Somewhere I saw super flexible hose for portable sanders but I can't find it again. small shop vac hose is too stiff to really work well.


----------



## jschaben (Apr 1, 2010)

mveach said:


> Somewhere I saw super flexible hose for portable sanders but I can't find it again. small shop vac hose is too stiff to really work well.

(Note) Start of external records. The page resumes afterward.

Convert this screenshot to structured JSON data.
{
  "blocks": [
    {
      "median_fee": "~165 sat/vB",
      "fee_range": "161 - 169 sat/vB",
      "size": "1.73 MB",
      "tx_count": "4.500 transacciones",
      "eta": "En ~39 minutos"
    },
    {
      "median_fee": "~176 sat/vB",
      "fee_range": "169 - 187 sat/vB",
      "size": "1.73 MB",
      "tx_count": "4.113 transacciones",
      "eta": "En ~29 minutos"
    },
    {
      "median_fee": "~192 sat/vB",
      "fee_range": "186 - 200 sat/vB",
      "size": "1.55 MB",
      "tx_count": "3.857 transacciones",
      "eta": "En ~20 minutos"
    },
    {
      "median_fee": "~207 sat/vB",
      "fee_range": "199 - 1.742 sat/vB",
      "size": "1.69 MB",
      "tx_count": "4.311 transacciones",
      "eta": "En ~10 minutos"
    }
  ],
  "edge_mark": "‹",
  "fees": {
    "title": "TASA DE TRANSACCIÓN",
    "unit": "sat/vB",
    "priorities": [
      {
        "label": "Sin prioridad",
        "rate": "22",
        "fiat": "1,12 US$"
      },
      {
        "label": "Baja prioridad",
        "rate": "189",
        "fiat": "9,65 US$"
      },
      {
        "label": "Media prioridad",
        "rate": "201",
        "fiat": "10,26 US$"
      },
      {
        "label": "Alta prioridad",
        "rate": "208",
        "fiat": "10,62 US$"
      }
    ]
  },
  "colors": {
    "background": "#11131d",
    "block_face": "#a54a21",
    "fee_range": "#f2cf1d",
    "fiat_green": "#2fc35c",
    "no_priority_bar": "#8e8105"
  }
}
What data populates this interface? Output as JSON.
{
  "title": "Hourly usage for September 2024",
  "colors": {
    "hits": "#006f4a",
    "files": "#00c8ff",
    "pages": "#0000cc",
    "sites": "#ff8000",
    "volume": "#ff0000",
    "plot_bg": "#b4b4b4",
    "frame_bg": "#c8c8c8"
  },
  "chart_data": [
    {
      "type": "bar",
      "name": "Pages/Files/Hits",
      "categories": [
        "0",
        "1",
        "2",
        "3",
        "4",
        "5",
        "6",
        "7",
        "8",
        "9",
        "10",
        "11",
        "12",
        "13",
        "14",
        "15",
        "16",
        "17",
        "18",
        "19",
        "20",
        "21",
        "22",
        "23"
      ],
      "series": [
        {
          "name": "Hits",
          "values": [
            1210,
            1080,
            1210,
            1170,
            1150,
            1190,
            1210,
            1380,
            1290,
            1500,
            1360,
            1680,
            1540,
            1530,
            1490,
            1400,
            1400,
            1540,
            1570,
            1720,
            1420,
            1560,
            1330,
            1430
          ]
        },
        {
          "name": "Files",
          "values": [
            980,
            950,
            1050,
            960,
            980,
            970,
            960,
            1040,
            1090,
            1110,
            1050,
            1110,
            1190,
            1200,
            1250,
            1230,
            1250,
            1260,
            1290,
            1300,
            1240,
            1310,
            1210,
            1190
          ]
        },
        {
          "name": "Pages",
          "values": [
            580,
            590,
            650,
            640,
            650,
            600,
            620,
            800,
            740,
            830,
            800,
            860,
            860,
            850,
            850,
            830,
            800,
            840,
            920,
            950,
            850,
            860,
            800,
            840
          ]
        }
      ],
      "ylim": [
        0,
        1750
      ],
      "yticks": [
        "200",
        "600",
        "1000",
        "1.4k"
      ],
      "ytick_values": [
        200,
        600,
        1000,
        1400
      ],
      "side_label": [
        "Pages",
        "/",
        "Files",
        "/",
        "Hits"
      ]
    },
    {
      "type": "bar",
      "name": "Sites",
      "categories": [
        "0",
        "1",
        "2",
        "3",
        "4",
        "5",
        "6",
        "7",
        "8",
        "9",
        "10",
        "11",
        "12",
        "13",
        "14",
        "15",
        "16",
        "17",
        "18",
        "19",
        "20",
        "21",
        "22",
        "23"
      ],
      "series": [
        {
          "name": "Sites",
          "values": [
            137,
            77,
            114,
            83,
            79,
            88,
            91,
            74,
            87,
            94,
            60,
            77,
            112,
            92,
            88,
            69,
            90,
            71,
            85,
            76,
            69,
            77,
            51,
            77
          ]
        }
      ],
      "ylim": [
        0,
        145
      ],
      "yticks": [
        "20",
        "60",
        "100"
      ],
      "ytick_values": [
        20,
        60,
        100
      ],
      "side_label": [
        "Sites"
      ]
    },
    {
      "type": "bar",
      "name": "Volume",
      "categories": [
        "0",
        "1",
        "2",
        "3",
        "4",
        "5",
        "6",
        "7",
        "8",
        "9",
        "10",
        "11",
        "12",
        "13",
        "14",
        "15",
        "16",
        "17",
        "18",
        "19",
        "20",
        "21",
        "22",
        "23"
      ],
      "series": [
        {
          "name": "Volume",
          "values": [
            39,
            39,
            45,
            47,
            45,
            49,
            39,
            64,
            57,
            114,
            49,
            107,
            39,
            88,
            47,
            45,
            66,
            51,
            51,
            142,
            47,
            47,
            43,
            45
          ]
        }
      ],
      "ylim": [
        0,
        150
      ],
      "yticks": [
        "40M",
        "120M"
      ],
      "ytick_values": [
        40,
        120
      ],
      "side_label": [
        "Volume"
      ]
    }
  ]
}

Check the dumpsters for somebody tossing one of those cheapo upright vacs. Hoses for the wands are super flexible and usually fit 1-1/4 pretty nicely. :yes:


----------



## PSDkevin (Dec 18, 2010)

I use old hose from my CPAP machine and my shop vac. It's pretty flexible and it has a rubber end that will fit on my smaller sanders.


----------



## dat (Nov 11, 2010)

just a guess, but maby the pool store? could have a vacuum tube that is flexable, not sure what size they are, but it would be worth looking into and flexable


----------



## mdntrdr (Dec 22, 2009)

dat said:


> just a guess, but maby the pool store? could have a vacuum tube that is flexable, not sure what size they are, but it would be worth looking into and flexable



Some pool hoses will whistle (really loud!) when used for vaccum. :smile:


----------



## woodnthings (Jan 24, 2009)

*I use therse...great*



mveach said:


> Somewhere I saw super flexible hose for portable sanders but I can't find it again. small shop vac hose is too stiff to really work well.


Amazon.com: Stanley 26-031 Dust Free Drywall Sanding Kit w/Hose & Adapters: Home Improvement


or this:






The kit includes 2 adapters, the hose and a block with a handle which can be used for a push block,or a hand sander as well as for what it was intended, drywall.
The hose is very lightweight and flexible and doesn't collapse under a 6.5 HP Rigid shop vac.  bill


----------



## firemedic (Dec 26, 2010)

I picked up a 20' 2" hose in a Hoover brand box for $20 from my local factory direct tools store. Works pretty well but it's too long, lol. I need to cut it down for less suction loss.

~tom "Ignorance is not a lack of intelligence - it's a lack of know-how"


----------